S1 Subunit and Host Proteases as Potential Therapeutic Avenues for the Treatment of COVID-19.

The novel corona virus (SARS-CoV-2) that causes severe acute respiratory syndrome, now called COVID-19 initially originated in Wuhan city of China and later spread across borders and infected more than five million people and killed over 3.4 lakh people all over the globe. This disease has been announced as pandemic by WHO. So far, there has been not much progress in terms of drug development for fighting against this deadliest virus, also no existing drugs has been reported completely effective for COVID-19 treatment owing to lack of effective therapeutic targets and a broad understanding of the viral behavior in target cell. Some reports have found and confirmed that SARS-CoV-2 like others SARS-CoVs utilizes angiotensin converting enzyme-2 receptor for making entry into target cell by binding to the receptor with its S1 subunit and employing host cell proteases for cleaving S2 subunit at S2' in order to fuse with cell membrane. Thus, simultaneous blocking of S1 subunit and inactivation of proteases seem to be promising therapeutic targets for the development of effective novel drugs. In current write up we hypothesize that S1 subunit and host proteases as potential therapeutic avenues for the treatment of COVID-19.

Background

Entry of corona viruses (CoVs) into target host cells occurs with the help of spike (S) transmembrane glycoprotein which projects out from the surface of virus in the form of homo-trimers (1). This protein (S) consists of a small intracellular tail, a trans-membrane anchor, and a large sized ectodomain composed of receptor-binding S1 subunit, and cell membrane-fusing S2 subunit (2). S1 subunit initiates the process of viral entry via attaching with cell receptor while S2 subunit facilities the viral fusion with cell membrane (3). The protein S is cleaved at S2’ by proteases present in host cell (4) leading to the activation of this protein for fusion with cell membrane through a spectrum of permanent conformational modifications (5,6).
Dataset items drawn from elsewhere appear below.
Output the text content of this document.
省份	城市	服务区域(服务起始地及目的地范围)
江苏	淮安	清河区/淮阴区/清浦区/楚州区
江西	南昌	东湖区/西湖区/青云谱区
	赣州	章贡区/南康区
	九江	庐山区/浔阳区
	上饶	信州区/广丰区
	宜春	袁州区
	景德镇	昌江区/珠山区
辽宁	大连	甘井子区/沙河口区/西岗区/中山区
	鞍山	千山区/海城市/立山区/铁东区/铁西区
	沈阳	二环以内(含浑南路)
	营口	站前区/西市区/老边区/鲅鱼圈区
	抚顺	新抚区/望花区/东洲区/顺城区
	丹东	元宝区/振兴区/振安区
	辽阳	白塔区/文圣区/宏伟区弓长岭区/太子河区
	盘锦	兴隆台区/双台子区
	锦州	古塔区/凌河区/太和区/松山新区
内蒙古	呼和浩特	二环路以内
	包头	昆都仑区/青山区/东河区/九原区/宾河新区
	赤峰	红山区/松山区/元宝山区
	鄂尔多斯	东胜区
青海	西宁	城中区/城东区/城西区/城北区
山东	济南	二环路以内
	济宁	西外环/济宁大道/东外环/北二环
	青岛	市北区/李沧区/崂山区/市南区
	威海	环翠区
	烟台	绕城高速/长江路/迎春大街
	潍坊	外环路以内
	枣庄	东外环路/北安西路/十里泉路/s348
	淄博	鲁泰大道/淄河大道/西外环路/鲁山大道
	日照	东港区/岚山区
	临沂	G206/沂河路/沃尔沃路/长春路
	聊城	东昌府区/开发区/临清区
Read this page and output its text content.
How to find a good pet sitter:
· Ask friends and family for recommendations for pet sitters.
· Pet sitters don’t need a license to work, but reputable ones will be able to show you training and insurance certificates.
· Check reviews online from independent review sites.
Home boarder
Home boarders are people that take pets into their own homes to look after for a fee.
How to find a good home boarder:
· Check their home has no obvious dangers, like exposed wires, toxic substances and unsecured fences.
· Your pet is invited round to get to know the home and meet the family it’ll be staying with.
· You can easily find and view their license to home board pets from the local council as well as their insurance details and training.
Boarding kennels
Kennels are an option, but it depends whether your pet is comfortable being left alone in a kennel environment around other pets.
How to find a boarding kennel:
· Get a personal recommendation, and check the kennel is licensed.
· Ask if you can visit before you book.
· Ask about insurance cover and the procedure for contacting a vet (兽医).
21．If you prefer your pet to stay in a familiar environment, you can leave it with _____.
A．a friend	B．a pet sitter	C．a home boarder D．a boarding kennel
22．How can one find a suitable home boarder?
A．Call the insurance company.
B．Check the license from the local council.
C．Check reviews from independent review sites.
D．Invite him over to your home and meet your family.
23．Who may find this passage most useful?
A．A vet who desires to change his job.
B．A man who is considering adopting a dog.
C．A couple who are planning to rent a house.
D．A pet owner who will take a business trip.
Thus, viral entry is a complicated process depending on combined event of protein S- receptor binding and proteolytic protein S processing (3).

Hypothesis

Though protein S of SARS-CoV-2 shows merely 75% similarity with the S protein of SARS-CoV as depicted from sequence analysis (7,8) but S protein receptor-binding motif (RBM) analysis shows that majority of amino acid residues vital for receptor binding are conserved between SARS-CoV and, SARS-CoV-2, signifying that these two strains of CoVs make use of the same receptor for entering into host cell (9) which is Angiotensin converting enzyme 2 (ACE2) (8,10,11). Since the spike (S) protein is the viral component that with the cleaving action of host proteases facilitates the CoV-2 entry into the host cellular cytoplasm, thus a hypothesis is arises “could the blocking of viral S1 subunit and inhibiting of proteases simultaneously with host-friendly inhibitors make the CoV-2 handicapped and prevent its complete entry into target cells”. Figure 1 shows the mechanism of CoV-2 entry into target cell. The theoretical model for inhibiting receptor-binding S1and S′-proteases interplay is depicted in Figure 2 . We suggest that S1 subunit and host proteases as potential therapeutic avenues for the treatment of COVID-19.

Figure 1

Mechanism of SARS-CoV-2 entry into target cell.

Figure 2

Blocking of S1 Subunit and protease inhibition prevents the SARS-CoV-2 entry into target cell.